Each SYSTYPE file begins with a line specifying the total number of systematics. Naturally this must match with the $$N_{\text{sys}}$$ variable specified in the associated CommonData file. This is presented as a single integer. For example, in the case of the BCDMSD SYSTYPE files, the first line is

8

as there are $$N_{\text{sys}}=8$$ sources of systematic uncertainty for this Dataset. Following this line there are $$N_{\text{sys}}$$ lines describing each source of systematic uncertainty. For each source two parameters are provided, the uncertainty treatment and the uncertainty description. These are laid out for each systematic as:

$$i_{\text{sys}}$$ [uncertainty treatment] [uncertainty description]

where $$1< i_{\text{sys}} \leq N_{\mathrm{sys}}$$ enumerates each systematic. The uncertainty treatment determines whether the uncertainty should be treated as additive, multiplicative, or in cases where the choice is unclear, as randomised on a replica by replica basis. These choices are selected by using the strings ADD, MULT, or RAND. The uncertainty description specifies how the systematic is to be correlated with other data points. There are three special cases for the uncertainty description, specified by the strings CORR, UNCORR, THEORYCORR, THEORYUNCORR and SKIP. The first two specify whether the systematic is fully correlated only within the Dataset (CORR), or whether the systematic is totally uncorrelated (UNCORR). The THEORY descriptor is used to describe theoretical systematics due to e.g missing NNLO corrections, which are treated as either CORR or UNCORR according to their suffix, but are not included in the generation of artificial replicas (their only contribution is to the fitting error function). If the user wishes to correlate a specific uncertainty between multiple Datasets within an Experiment, then they should use a custom uncertainty description. When building a covariance matrix for an Experiment, the nnpdf++ code checks for matches between the uncertainty descriptions of systematics of its constituent Datasets. If a match is found, the code will correlate those systematics over the relevant datasets. The SKIP descriptor removes the systematic from the covariance matrices for debugging purposes.

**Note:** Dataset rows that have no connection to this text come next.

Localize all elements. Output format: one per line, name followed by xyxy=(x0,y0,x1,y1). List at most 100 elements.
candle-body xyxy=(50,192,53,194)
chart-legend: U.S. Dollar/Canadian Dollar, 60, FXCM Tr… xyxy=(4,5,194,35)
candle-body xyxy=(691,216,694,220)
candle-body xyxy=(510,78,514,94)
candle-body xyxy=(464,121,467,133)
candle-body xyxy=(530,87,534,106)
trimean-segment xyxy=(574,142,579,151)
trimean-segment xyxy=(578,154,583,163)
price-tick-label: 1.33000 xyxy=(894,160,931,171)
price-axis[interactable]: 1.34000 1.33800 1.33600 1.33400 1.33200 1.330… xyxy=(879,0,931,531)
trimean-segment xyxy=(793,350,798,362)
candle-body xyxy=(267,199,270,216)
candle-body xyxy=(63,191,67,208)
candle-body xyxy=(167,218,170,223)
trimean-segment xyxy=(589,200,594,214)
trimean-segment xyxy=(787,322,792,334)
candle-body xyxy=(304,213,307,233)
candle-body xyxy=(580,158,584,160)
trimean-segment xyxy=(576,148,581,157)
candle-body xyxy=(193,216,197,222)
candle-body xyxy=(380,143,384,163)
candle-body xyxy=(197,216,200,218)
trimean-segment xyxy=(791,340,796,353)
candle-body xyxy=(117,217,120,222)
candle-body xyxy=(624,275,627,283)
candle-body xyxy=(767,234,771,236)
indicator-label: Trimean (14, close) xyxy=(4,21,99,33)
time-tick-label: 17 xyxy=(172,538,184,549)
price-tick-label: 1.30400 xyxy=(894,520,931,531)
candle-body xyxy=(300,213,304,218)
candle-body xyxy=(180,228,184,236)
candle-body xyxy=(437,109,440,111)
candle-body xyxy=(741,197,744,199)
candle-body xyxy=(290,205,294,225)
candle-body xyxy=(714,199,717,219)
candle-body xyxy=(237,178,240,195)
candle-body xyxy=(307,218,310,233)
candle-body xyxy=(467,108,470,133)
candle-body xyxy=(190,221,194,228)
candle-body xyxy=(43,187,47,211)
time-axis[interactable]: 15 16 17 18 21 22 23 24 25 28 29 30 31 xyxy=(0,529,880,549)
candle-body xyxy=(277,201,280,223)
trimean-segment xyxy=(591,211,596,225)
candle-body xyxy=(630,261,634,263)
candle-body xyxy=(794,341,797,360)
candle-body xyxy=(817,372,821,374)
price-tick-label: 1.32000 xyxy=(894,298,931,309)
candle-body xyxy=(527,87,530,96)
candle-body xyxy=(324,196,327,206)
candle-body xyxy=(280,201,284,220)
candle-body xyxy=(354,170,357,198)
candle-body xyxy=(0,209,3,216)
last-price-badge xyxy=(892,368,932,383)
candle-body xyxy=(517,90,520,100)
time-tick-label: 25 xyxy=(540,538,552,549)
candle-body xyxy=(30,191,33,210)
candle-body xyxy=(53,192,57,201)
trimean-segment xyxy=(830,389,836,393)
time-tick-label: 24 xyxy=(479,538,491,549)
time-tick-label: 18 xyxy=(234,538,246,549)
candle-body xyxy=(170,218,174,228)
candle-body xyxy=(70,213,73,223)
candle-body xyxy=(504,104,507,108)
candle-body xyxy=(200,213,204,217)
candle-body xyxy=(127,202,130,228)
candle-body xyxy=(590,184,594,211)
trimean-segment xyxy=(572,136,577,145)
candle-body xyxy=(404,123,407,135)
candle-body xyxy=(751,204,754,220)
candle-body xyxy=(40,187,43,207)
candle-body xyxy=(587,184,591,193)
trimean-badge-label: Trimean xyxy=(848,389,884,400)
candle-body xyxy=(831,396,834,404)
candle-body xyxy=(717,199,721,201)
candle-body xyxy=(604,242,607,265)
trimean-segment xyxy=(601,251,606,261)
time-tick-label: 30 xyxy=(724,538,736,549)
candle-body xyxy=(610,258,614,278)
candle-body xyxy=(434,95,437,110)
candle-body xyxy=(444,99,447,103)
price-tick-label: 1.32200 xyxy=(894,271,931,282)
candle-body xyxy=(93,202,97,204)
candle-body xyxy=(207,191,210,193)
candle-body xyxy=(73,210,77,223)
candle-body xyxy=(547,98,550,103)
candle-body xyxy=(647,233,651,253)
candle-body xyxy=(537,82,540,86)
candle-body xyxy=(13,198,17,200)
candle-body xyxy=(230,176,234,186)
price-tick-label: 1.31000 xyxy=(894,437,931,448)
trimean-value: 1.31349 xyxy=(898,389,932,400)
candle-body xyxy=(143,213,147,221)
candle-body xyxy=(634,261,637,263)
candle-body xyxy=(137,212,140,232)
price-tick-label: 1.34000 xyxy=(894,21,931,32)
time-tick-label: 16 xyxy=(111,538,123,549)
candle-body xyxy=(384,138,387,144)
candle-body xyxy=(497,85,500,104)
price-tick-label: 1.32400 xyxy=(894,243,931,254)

As an example, let us consider an NNPDF2.3 standard SYSTYPE for the BCDMSD Dataset:

8
4 MULT BCDMSNORM
5 MULT BCDMSRELNORMTARGET
6 MULT CORR
7 MULT CORR
8 MULT CORR

Here the first five systematics have custom uncertainty descriptions, thereby allowing them to be cross-correlated with other Datasets in a larger Experiment. Systematics six to eight are specified as being fully correlated, but only within the BCDMSD Dataset. Additionally note that the first three systematics are specified as additive, and the remainder are multiplicative. If we compare now to the equivalent SYSTYPE file for the BCDMSP Dataset:

11
4 MULT BCDMSNORM
5 MULT BCDMSRELNORMTARGET
6 MULT CORR
7 MULT CORR
8 MULT CORR
9 MULT CORR
10 MULT CORR
11 MULT CORR

it is clear that the first five systematics are the same as in the BCDMSD Dataset, and therefore should the two sets be combined into a common Experiment, the code will cross-correlate them appropriately. The combination of SYSTYPE and CommonData is quite flexible. As stated previously, once generated from the original raw experimental data, the CommonData file is fixed and should not be altered apart from for the purpose of correcting errors. In practice the full details on the systematic correlation and their treatment is often not precisely specified. This system allows for the safe variation of these parameters for testing purposes.